By Adedapo Adesanya
Nigerians have been advised to start preparing for the rainy season which may come earlier with the possibility of serious flooding, the Nigerian Hydrological Services Agency (NHISA) has warned.
Director-General of NHISA, Mr Clement Nze, gave this warning at the agency’s maiden news conference held in Abuja on Tuesday, February 4. He explained that this warning was appropriate time to put all measures to curb any disaster in place and not wait till the season kicked off.
“We are here to use this medium to inform Nigerians, stakeholders, the state governments in particular and individuals that this is the right time you can prepare for flooding.
“The state government and local government areas should avoid what we call generally the ‘Fire Brigade Approach’ when the rain is already here,” he said.
He also advised that all the infrastructure needed to avert floods and other related damages that might arise.
“Various governments of Nigeria should begin to prepare for possible flooding for 2020, open up the drainages, or create drainage paths where there are none.
“Remove the structures that are within the flood plains, and let there be adequate drainage paths,” he said.
Mr Nze recalled that precisely on 21 January, the Nigerian Meteorological Agency (NiMet) released its 2020 Seasonal Rainfall Prediction (SRP) and referencing some important points, he pointed out.
“In their prediction, they said the onset of the rainy season in the southern part of Nigeria will be starting from February 24, and in the North, like Sokoto and Katsina, the earliest will be June 22.

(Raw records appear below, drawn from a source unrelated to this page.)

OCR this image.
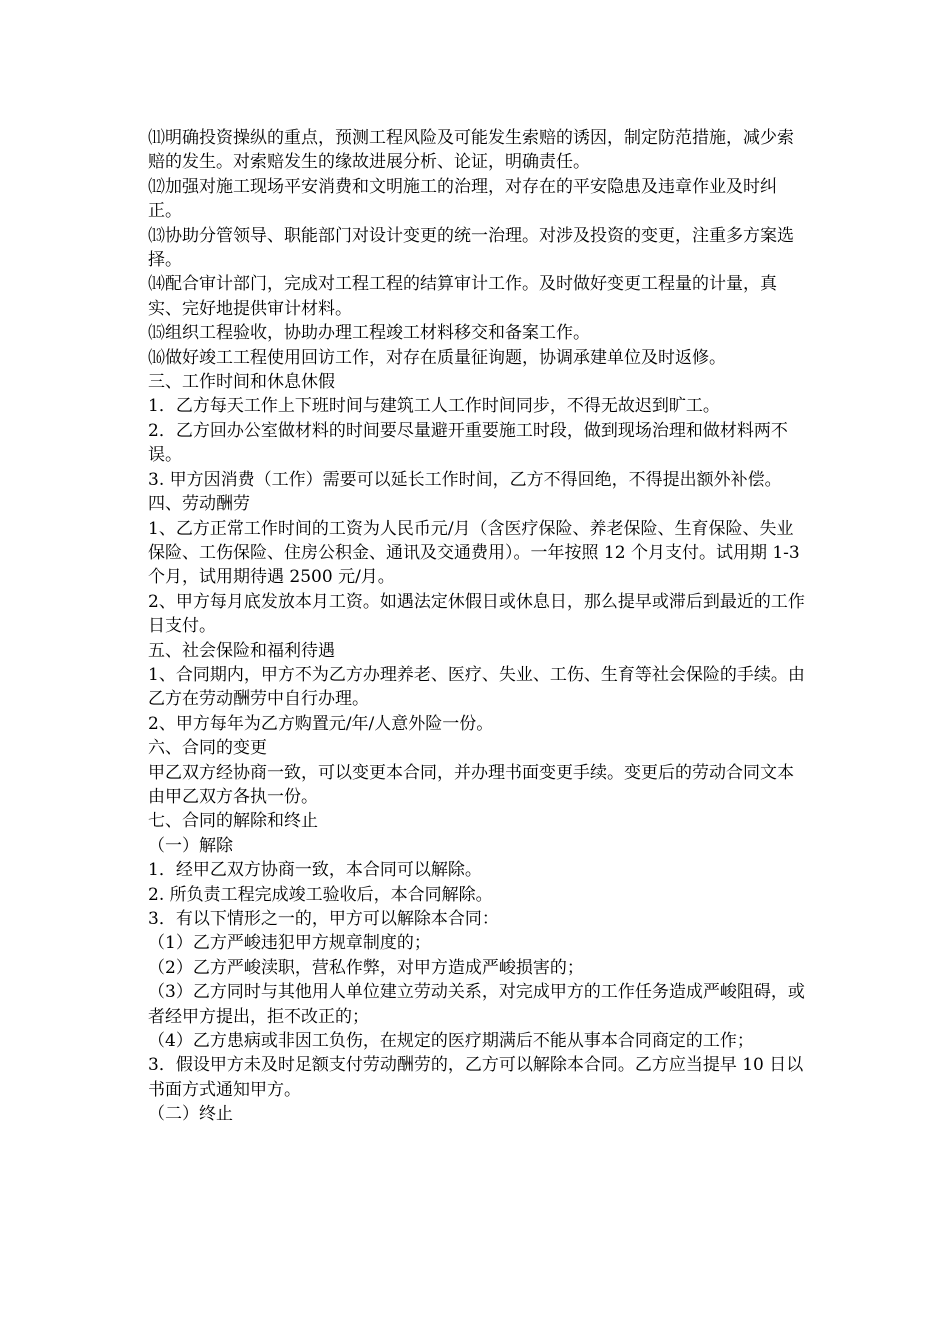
⑾明确投资操纵的重点，预测工程风险及可能发生索赔的诱因，制定防范措施，减少索赔的发生。对索赔发生的缘故进展分析、论证，明确责任。

⑿加强对施工现场平安消费和文明施工的治理，对存在的平安隐患及违章作业及时纠正。

⒀协助分管领导、职能部门对设计变更的统一治理。对涉及投资的变更，注重多方案选择。

⒁配合审计部门，完成对工程工程的结算审计工作。及时做好变更工程量的计量，真实、完好地提供审计材料。

⒂组织工程验收，协助办理工程竣工材料移交和备案工作。

⒃做好竣工工程使用回访工作，对存在质量征询题，协调承建单位及时返修。

三、工作时间和休息休假

1．乙方每天工作上下班时间与建筑工人工作时间同步，不得无故迟到旷工。

2．乙方回办公室做材料的时间要尽量避开重要施工时段，做到现场治理和做材料两不误。

3. 甲方因消费（工作）需要可以延长工作时间，乙方不得回绝，不得提出额外补偿。

四、劳动酬劳

1、乙方正常工作时间的工资为人民币元/月（含医疗保险、养老保险、生育保险、失业保险、工伤保险、住房公积金、通讯及交通费用）。一年按照 12 个月支付。试用期 1-3 个月，试用期待遇 2500 元/月。

2、甲方每月底发放本月工资。如遇法定休假日或休息日，那么提早或滞后到最近的工作日支付。

五、社会保险和福利待遇

1、合同期内，甲方不为乙方办理养老、医疗、失业、工伤、生育等社会保险的手续。由乙方在劳动酬劳中自行办理。

2、甲方每年为乙方购置元/年/人意外险一份。

六、合同的变更

甲乙双方经协商一致，可以变更本合同，并办理书面变更手续。变更后的劳动合同文本由甲乙双方各执一份。

七、合同的解除和终止

（一）解除

1．经甲乙双方协商一致，本合同可以解除。

2. 所负责工程完成竣工验收后，本合同解除。

3．有以下情形之一的，甲方可以解除本合同：

（1）乙方严峻违犯甲方规章制度的；

（2）乙方严峻渎职，营私作弊，对甲方造成严峻损害的；

（3）乙方同时与其他用人单位建立劳动关系，对完成甲方的工作任务造成严峻阻碍，或者经甲方提出，拒不改正的；

（4）乙方患病或非因工负伤，在规定的医疗期满后不能从事本合同商定的工作；

3．假设甲方未及时足额支付劳动酬劳的，乙方可以解除本合同。乙方应当提早 10 日以书面方式通知甲方。

（二）终止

“And then for the rainfall to begin to seize, because it starts seizing from the North, according to their prediction, from September 26, it will start seizing from the North downwards to the south, by December 28.
“This year the rainfall, from their prediction, will start early and end within the normal time, it means we are going to have a longer period of rainfall if the prediction goes through or things go on as predicted, there will be a longer spell of rainfall but we are monitoring it,” he added.
The NHISA DG said that flooding could well continue when the rains stopped as a result of other factors.
“Sometimes there can be flooding in Nigeria when the rains have stopped, for instance, last year when the rains had seized in Nigeria in early November, Cameroon opened the Laos Dam on the 10th of October.
“I kept calling the Cameroon authorities, asking did you release water, they said no, meanwhile their Laos Dam was open from October 10 to October 31 for complete three weeks.
“Adamawa was submerged, a greater part of it, Taraba, Benue and eventually Kogi State, in the dry spell in Nigeria, when rainfall has seized, so when they open their dam and there is no rainfall in their own territory, flooding will occur,” he added.
NHISA is the country’s agency responsible for monitoring all the major rivers, including the Transboundary Rivers Niger and Benue.
It is charged with providing information and services required for efficient and sustainable management of the nation’s vast surface and groundwater resources including the security of life, property and water-related hazards such as floods and droughts.